C++, where initializing variables is the topic of debate, by experts.

Let me first say: I did not come up with the title myself, but have to credit it to cpplang @ slack.com. Unfortunately I forgot who actually said it.

So what is so interesting about initializing a variable you might ask? Lets take a simple struct:

struct Foo
{
    int x;
    int y;
};

And create an object (in a local scope)

void f()
{
     Foo foo; 
}

This object will have two uninitialized members x and y. Because the standard says: “only initialize local variables when explicitly requested”. Actually, that is a lie, the standard says no such thing. But it is basically what it comes down to for local variables.

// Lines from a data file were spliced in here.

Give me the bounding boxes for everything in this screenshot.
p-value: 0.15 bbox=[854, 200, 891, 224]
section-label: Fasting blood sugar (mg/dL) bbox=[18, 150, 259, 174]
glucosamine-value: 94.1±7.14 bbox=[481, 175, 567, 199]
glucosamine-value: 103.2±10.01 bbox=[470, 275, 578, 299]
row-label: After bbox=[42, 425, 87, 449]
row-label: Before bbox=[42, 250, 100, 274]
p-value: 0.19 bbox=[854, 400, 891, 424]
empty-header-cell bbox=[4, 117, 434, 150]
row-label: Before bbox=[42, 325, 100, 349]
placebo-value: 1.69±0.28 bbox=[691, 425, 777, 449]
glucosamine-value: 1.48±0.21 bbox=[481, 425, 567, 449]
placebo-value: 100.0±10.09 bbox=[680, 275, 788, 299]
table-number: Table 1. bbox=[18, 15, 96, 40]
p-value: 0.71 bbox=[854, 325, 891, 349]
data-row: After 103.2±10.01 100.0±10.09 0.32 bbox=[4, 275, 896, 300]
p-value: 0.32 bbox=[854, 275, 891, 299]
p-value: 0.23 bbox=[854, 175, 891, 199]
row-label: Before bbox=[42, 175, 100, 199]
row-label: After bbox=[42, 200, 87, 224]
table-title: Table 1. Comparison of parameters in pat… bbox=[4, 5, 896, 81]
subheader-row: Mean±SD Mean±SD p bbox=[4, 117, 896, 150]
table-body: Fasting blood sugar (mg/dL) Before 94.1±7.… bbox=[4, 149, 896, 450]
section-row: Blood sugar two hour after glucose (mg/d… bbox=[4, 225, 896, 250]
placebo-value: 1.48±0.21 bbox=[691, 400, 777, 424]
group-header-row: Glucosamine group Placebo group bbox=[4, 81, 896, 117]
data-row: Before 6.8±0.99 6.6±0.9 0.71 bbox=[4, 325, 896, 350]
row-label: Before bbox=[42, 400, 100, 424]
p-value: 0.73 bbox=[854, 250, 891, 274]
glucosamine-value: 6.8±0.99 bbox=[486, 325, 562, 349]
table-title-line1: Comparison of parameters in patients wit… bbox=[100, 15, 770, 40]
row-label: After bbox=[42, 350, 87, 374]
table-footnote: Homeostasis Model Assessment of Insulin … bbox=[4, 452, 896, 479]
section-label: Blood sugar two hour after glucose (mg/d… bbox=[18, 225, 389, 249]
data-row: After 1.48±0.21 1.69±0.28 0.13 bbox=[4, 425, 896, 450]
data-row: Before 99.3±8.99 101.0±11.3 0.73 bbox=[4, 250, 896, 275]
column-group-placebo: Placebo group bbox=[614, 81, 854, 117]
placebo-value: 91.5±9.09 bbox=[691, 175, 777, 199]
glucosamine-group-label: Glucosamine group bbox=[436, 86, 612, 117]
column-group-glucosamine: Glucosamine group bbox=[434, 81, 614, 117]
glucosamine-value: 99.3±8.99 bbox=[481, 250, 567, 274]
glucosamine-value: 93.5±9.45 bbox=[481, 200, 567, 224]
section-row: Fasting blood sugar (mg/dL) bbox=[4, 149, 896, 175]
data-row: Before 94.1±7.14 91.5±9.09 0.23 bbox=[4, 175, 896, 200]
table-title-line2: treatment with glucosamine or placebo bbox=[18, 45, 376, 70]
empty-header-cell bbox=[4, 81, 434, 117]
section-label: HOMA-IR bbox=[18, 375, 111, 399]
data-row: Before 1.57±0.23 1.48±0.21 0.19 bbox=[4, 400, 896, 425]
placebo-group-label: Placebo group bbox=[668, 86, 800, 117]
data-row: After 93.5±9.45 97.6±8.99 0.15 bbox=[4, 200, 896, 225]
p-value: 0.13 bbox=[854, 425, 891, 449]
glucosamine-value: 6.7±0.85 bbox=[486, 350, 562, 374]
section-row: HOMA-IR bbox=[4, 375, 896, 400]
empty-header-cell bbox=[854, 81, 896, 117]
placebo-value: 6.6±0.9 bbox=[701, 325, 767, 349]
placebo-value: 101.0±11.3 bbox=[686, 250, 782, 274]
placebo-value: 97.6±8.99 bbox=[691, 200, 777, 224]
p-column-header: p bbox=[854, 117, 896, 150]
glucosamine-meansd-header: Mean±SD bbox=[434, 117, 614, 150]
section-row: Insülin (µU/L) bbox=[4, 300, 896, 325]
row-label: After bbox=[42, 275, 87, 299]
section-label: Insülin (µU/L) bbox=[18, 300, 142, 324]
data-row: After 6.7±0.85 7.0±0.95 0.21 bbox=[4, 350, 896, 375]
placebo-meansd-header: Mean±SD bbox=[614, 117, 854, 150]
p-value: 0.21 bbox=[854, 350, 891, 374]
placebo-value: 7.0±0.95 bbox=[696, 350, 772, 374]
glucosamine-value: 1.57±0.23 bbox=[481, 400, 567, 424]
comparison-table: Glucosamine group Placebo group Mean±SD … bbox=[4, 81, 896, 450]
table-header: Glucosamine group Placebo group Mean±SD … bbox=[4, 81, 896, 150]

Global or static variables are always zero initialized at before the program starts. However, I’m having difficulty interpreting what the standard says about local variables. So lets do some testing:

Full code:

#include <string>
#include <iostream>

struct FooBar
{
    FooBar()
    {
        std::cout << "FooBar init, ";
    }
};

struct Bar
{
    int x;
    int y;
    FooBar fb;
};

struct BarKeep
{
    BarKeep() : bar(Bar()) {}
    Bar bar;
};

void dump(std::string msg, Bar& b)
{
    std::cout << msg << "{ " << b.x << ", " << b.y << " }\n";
}

int main()
{
    Bar a = { 1, 2 };
    dump("a = ", a);    // OK

    Bar b;
    dump("b = ", b);    // Uninitialized!

    auto e = Bar();     // VS2013: Copy of Uninitialized == still Uninitialized
    dump("e = ", e);

    Bar f = Bar();      // VS2013: Copy of Uninitialized == still Uninitialized
    dump("f = ", f);

    BarKeep h{};        // VS2013: Copy of Uninitialized == still Uninitialized
    dump("h = ", h.bar);

    Bar c{};            // OK
    dump("c = ", c);

    Bar d = {};         // OK
    dump("d = ", d);

    auto g = Bar{};     // OK
    dump("g = ", g);
}

Output of VS2013:

FooBar init, a = { 1, 2 }
FooBar init, b = { 16853760, 4 }
FooBar init, e = { 16853760, 4 }
FooBar init, f = { 16853760, 4 }
FooBar init, h = { 16853760, 4 }
FooBar init, c = { 0, 0 }
FooBar init, d = { 0, 0 }
FooBar init, g = { 0, 0 }

Output of CLANG 7.0 / GCC 7/8

FooBar init, a = { 1, 2 }   // compiler warning: missing field 'fb' initializer
FooBar init, b = { 0, 4198208 }
FooBar init, e = { 0, 0 }
FooBar init, f = { 0, 0 }
FooBar init, h = { 0, 0 }
FooBar init, c = { 0, 0 }
FooBar init, d = { 0, 0 }
FooBar init, g = { 0, 0 }

So first thing we notice is that the constructor of FooBar is called but the members of Foo can still be uninitialized? This is because we have to distinguish between ‘default-initialized’ and ‘value-initialized’.

For ‘a’ Bar is explicitly value initialized, that means constructors are called, and basic types are assigned their default value (0). However, ‘b’ is ‘default-initialized’ which means that any constructors are called, but no initialization is performed for basic types. Not only the constructor of the object is called, also all constructors of any nested types are called, if any.

Although it looks like the different compilers disagree about the initialization, uninitialized values on the stack can be any value and also: reading from an uninitialized values causes undefined behaviour (UB). So we cant really drawn any conclusions at this point.

I have tried to fill the stack with garbage between tests, but the tests where unaffected.

I think that since compilers seems to disagree about:

auto b = Bar(); 
Bar b = Bar();    

they should be avoided and:

Bar b = {};

is going to be (and also has been) my preferred syntax. This is because it seems to be value-initializing correctly on all compilers (that I tested here).

Conclusions:

  • the brace syntax is a good way to make sure you are value initializing objects that have no constructor.
  • if you make sure constructors always initialize all basic typed member variables you will never have uninitialized values in those objects no matter what syntax is used.